Tag Archives: Edward Norton

Director and composer of “Motherless Brooklyn”

Motherless Brooklyn was one of my favorite films of the year, so when the Society of Composers & Lyricists asked me to moderate a Q&A involving both the writer-director-star Edward Norton and his composer Daniel Pemberton (Steve Jobs, Into the Spider-Verse), I couldn’t say no. Norton was thoughtful and articulate in discussing the entire music process — which also involved jazz great Wynton Marsalis and Radiohead frontman Thom Yorke — and Pemberton talked about his musical experiments in London that ultimately gave Norton what he needed, dramatically speaking. (L-R: Pemberton, Norton, JB)

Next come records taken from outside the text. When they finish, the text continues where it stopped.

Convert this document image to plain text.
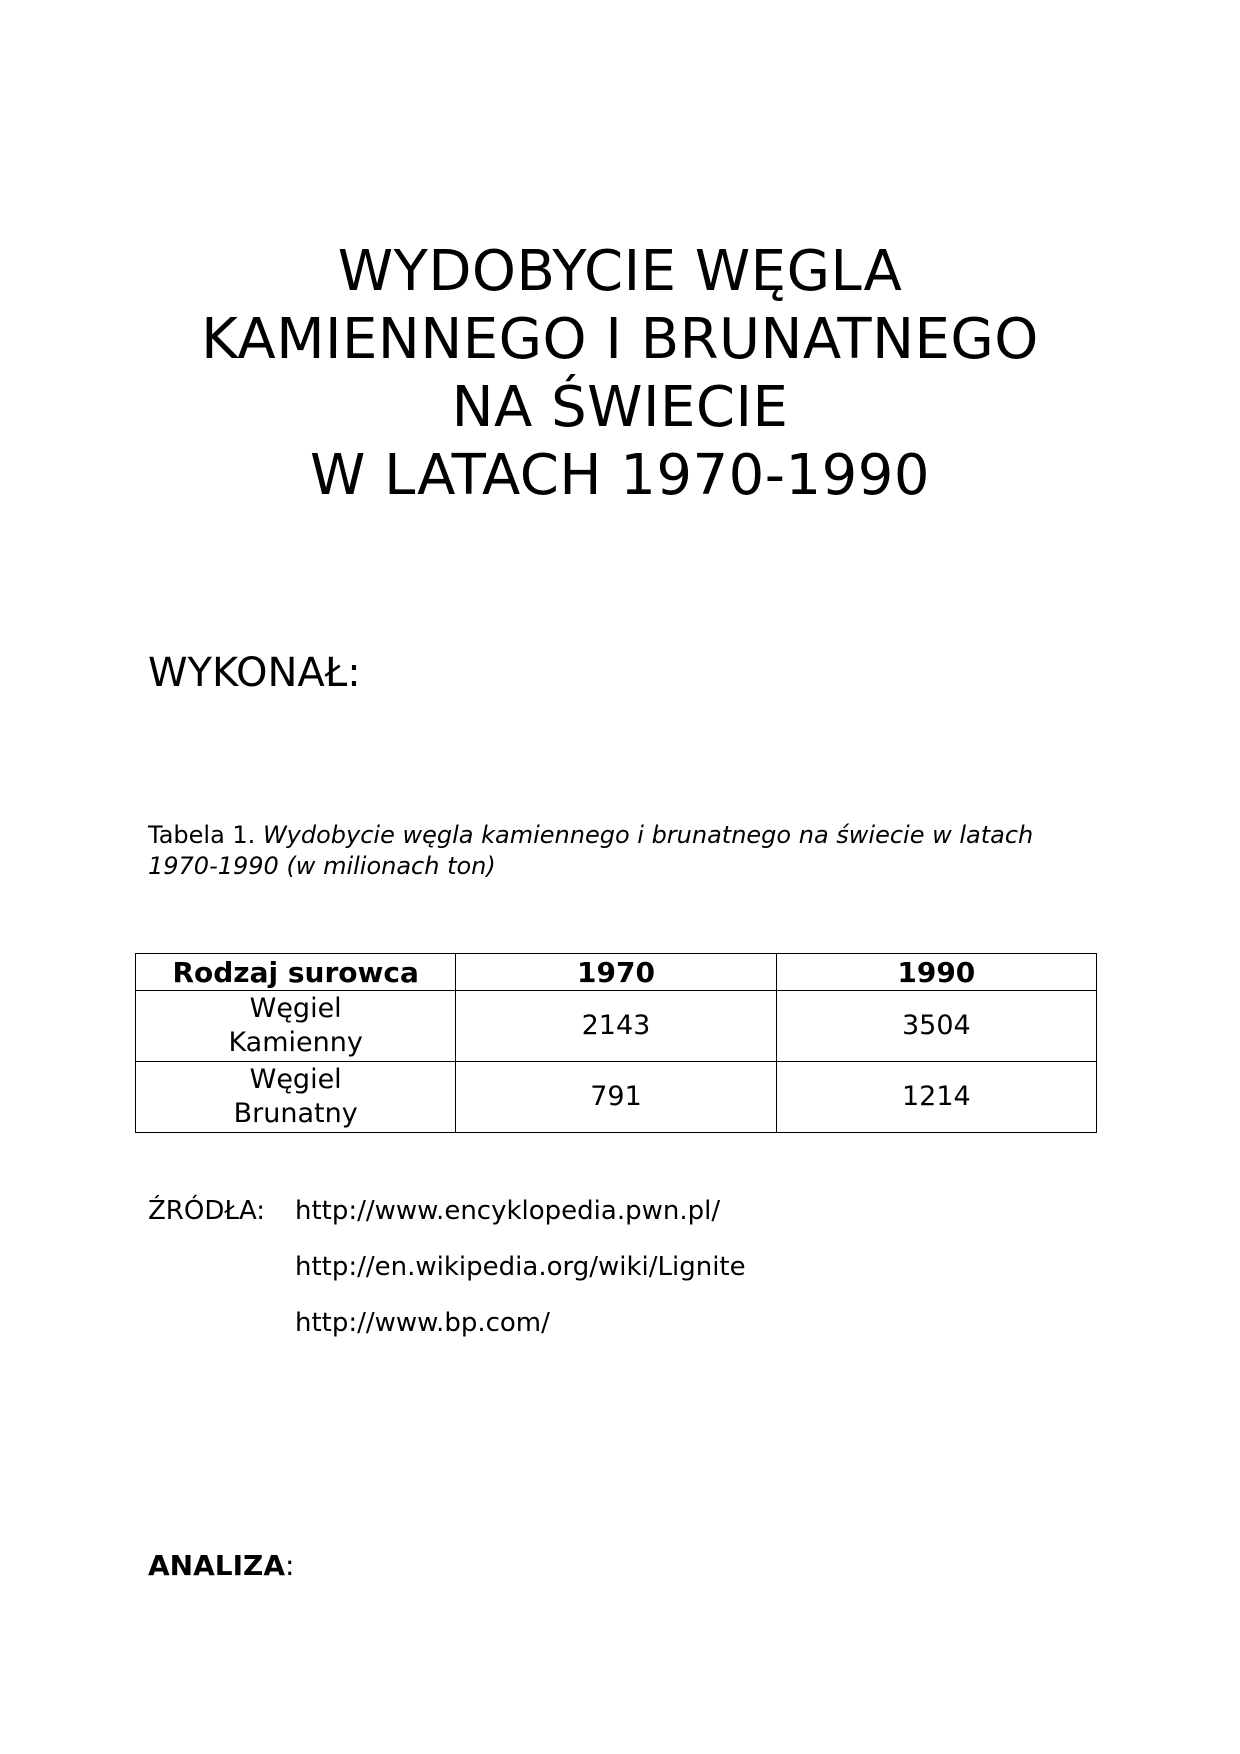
WYDOBYCIE WĘGLA
KAMIENNEGO I BRUNATNEGO
NA ŚWIECIE
W LATACH 1970-1990
WYKONAŁ:
Tabela 1. Wydobycie węgla kamiennego i brunatnego na świecie w latach 1970-1990 (w milionach ton)
Rodzaj surowca	1970	1990

Węgiel
Kamienny	2143	3504

Węgiel
Brunatny	791	1214
ŹRÓDŁA: http://www.encyklopedia.pwn.pl/
http://en.wikipedia.org/wiki/Lignite
http://www.bp.com/
ANALIZA:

Music in “Motherless Brooklyn”

A Los Angeles Times assignment to interview all of the principals associated with the music of Motherless Brooklyn turned out to be irresistible. Director Edward Norton’s detective drama takes place in late 1950s New York, so he enlisted jazz legend Wynton Marsalis as consultant and arranger of the Harlem club standards seen and heard on screen; Radiohead’s Thom Yorke, whose sad song “Daily Battles” plays a key role in the storytelling; and film composer Daniel Pemberton, whose experiments with saxophone riffs, lyrical themes and modern-music sensibility tied it all together in the end.